To calculate the time experienced by the passengers on a spacecraft traveling to Zeta Reticuli at 99% of the speed of light, time dilation formula is applied, resulting in 11.3 years passing for the passengers, demonstrating significant relativistic effects.
Step-by-step explanation:
The question involves calculating time dilation for passengers on a spacecraft traveling to the Zeta Reticuli star system and back. Time dilation is a consequence of Einstein's theory of special relativity, which tells us that time passes differently for observers in different inertial frames, especially when they are moving at speeds close to the speed of light.

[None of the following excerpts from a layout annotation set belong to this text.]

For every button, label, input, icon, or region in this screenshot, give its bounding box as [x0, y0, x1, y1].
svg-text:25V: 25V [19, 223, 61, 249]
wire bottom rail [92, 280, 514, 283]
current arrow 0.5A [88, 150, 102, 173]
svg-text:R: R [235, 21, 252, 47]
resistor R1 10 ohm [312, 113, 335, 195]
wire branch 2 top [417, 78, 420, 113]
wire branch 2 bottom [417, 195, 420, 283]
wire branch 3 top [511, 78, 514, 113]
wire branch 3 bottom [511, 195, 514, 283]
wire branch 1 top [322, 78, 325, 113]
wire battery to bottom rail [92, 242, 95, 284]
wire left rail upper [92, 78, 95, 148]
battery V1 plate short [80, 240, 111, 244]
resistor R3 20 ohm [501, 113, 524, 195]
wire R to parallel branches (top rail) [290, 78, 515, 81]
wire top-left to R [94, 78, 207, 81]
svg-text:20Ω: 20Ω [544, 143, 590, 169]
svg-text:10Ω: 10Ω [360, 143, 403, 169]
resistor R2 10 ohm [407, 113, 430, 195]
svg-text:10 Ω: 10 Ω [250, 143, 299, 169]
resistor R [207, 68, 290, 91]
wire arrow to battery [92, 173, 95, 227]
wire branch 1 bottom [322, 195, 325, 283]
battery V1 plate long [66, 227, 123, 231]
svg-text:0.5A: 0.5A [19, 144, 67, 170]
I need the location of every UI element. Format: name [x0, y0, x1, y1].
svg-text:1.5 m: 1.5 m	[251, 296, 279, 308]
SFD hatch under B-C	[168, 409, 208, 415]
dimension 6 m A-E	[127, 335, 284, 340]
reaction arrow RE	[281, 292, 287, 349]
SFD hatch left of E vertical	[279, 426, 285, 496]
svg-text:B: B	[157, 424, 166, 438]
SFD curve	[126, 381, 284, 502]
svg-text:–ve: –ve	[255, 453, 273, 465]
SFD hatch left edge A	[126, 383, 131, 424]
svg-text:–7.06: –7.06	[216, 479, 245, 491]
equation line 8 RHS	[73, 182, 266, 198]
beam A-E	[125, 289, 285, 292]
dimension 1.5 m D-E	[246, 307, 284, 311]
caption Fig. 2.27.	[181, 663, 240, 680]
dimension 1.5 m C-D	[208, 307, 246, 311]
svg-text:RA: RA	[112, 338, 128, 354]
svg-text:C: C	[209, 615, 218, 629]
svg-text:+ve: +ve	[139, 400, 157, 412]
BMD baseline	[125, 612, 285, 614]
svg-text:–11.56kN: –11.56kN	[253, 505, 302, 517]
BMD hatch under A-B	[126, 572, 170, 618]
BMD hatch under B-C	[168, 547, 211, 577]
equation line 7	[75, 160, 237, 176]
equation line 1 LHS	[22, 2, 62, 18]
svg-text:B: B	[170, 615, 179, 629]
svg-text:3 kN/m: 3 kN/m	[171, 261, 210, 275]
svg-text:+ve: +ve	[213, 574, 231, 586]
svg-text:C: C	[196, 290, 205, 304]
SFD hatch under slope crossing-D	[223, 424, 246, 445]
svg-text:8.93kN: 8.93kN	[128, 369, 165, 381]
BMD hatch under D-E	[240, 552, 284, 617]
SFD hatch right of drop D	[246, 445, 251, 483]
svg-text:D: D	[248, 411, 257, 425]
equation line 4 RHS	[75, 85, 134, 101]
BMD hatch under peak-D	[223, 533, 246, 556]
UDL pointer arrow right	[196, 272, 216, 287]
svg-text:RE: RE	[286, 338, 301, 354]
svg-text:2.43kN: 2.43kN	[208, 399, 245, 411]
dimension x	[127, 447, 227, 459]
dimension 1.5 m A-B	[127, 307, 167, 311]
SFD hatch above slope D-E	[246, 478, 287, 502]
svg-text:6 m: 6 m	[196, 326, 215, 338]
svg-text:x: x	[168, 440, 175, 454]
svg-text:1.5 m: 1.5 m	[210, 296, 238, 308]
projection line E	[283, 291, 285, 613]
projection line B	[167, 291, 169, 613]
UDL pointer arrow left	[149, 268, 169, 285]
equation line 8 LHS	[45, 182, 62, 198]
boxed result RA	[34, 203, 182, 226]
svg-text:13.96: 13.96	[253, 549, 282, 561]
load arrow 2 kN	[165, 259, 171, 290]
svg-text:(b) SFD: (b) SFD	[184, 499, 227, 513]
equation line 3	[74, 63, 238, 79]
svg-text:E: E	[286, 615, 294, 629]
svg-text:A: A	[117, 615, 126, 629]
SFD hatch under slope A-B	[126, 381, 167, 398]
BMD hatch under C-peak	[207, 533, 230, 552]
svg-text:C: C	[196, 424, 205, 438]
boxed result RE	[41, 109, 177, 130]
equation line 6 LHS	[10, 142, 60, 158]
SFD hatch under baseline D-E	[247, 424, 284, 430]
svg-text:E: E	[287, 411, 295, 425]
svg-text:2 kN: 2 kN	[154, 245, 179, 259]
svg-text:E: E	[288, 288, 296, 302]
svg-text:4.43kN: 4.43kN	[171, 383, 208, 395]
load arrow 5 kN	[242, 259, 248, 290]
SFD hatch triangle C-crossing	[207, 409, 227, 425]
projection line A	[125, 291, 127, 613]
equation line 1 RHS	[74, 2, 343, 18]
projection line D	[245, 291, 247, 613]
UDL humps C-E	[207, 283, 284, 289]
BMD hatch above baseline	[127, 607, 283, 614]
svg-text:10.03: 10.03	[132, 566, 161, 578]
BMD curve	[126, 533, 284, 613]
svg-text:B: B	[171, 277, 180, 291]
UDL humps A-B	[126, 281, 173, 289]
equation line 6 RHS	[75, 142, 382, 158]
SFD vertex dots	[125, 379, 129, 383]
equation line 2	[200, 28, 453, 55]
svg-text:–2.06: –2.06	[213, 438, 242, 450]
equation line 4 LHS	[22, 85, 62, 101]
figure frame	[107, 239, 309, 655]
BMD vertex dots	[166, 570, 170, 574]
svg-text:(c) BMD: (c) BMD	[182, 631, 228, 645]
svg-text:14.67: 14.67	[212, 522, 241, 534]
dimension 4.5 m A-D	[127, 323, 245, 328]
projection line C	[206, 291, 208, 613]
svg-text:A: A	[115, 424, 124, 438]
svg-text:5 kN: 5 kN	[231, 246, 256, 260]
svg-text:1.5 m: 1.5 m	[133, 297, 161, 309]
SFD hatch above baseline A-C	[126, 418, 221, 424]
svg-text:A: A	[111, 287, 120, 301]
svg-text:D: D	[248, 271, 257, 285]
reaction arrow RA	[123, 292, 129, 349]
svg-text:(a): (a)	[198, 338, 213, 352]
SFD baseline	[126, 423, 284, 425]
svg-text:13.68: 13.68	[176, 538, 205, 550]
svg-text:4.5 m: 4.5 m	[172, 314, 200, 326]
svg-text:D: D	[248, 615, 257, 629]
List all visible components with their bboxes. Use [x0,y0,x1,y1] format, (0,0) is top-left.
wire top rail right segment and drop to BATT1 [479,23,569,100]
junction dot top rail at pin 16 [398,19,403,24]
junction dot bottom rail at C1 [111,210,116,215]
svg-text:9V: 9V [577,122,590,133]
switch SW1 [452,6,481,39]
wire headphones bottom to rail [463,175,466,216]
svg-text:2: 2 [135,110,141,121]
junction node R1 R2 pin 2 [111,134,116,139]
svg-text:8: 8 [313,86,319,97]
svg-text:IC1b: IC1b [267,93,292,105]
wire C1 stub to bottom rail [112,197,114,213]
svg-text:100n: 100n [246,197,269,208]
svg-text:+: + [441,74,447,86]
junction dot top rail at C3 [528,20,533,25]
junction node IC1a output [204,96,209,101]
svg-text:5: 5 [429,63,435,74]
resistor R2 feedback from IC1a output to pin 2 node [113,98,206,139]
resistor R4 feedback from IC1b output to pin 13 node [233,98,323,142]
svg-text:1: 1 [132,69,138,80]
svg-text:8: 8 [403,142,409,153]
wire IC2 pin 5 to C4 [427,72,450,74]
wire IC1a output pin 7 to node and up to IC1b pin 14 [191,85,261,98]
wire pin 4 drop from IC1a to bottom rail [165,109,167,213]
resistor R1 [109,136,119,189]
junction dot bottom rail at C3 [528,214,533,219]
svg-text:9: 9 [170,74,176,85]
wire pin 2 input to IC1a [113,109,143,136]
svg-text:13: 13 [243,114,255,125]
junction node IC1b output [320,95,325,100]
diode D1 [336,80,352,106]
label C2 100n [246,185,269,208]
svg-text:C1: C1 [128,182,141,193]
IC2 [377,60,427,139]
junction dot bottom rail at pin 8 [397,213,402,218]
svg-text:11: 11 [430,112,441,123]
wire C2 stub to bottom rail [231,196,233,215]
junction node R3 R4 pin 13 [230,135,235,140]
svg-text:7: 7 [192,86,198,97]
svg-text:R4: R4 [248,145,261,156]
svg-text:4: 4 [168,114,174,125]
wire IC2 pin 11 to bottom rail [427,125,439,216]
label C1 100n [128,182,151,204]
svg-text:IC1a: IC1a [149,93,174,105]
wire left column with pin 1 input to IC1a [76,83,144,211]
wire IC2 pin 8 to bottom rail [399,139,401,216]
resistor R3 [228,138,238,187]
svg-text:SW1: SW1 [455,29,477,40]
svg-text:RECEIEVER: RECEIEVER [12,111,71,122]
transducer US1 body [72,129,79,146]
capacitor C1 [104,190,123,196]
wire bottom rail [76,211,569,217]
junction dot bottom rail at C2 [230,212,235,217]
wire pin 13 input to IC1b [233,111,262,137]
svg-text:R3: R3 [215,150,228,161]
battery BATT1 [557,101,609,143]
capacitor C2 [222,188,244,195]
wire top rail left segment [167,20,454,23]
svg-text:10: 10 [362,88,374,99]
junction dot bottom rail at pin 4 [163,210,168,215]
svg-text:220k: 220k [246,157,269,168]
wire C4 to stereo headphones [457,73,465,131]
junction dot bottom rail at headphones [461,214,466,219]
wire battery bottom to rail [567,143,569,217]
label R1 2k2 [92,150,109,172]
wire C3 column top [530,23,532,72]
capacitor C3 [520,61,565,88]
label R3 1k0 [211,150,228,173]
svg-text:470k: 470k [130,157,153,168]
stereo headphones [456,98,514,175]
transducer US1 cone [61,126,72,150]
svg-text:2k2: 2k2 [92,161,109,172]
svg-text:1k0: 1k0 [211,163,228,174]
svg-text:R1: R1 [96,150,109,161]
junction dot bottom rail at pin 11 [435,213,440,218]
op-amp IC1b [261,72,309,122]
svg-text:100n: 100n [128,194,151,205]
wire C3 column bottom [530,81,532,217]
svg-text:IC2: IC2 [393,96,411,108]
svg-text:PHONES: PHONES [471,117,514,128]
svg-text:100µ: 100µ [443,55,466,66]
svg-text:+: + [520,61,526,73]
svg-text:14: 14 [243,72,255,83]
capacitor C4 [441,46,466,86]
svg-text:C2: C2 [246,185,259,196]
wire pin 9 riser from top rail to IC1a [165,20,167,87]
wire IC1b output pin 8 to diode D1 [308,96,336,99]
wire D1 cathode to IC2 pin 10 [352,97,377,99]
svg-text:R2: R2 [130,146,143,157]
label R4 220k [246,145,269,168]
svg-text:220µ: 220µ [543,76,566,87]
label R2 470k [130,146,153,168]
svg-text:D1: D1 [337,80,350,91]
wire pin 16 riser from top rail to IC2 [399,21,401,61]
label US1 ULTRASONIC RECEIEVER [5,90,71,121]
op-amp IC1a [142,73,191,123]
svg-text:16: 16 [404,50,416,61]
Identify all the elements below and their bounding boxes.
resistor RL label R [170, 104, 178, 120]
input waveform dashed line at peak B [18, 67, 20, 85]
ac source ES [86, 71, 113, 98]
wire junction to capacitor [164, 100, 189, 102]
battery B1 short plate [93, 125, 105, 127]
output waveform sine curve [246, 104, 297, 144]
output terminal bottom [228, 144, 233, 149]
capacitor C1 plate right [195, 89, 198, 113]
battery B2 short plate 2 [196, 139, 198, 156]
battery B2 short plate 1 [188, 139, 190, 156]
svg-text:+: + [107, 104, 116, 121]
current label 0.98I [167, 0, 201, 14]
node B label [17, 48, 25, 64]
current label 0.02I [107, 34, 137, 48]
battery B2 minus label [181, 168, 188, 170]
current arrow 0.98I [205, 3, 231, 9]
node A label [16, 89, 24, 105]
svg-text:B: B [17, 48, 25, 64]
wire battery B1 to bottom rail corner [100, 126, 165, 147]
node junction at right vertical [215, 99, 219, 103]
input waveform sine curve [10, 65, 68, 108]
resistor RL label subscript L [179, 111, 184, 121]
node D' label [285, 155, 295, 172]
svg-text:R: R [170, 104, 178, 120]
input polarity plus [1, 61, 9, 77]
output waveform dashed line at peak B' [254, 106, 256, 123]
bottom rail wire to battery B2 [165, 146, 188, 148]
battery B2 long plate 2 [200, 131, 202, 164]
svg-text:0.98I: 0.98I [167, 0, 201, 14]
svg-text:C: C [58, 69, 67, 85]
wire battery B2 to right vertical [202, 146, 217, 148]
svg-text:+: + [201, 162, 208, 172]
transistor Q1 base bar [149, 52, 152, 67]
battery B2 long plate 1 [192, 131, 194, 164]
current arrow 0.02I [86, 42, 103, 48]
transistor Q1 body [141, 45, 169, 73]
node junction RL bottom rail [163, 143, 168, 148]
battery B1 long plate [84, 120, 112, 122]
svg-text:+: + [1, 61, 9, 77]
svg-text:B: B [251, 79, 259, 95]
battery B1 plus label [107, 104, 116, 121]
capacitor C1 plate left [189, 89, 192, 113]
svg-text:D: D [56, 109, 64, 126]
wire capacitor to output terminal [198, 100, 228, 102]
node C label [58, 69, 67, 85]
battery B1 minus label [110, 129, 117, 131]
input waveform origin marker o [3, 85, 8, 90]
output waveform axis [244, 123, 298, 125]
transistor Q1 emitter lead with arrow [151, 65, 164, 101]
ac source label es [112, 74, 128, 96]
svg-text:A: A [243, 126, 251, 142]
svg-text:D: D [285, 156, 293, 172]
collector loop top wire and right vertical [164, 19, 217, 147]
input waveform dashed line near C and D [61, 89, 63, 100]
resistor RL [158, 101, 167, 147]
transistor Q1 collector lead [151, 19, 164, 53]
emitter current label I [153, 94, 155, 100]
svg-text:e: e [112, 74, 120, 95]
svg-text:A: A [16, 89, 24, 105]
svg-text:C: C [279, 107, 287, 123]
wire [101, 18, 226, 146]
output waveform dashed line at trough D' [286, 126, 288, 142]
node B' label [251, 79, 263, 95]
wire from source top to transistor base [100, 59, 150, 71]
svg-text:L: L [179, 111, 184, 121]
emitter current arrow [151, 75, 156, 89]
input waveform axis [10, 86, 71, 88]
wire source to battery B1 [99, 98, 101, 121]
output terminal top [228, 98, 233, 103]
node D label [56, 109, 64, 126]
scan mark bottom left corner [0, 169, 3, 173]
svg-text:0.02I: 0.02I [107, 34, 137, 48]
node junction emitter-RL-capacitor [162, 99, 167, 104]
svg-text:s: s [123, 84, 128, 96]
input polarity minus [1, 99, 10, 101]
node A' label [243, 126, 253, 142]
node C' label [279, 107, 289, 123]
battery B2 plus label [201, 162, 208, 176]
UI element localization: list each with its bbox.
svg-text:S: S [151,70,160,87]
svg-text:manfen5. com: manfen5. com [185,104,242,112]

To calculate the time experienced by passengers on the spacecraft, we use the time dilation formula:
t' = t / √(1 - v^2/c^2)
where:
t' is the time experienced by passengers on the spacecraft
t is the round-trip travel time as measured from Earth
v is the speed of the spacecraft (0.99c)
c is the speed of light
Plugging in the values:
t' = 79.8 years / √(1 - (0.99c)^2/c^2)
= 79.8 years / √(1 - 0.9801)
= 79.8 years / √0.0199
= 79.8 years / 0.141
=~ 11.3 years
Therefore, the answer is D) 11.3 years. This shows the significant impact of relativistic effects at high velocities near the speed of light.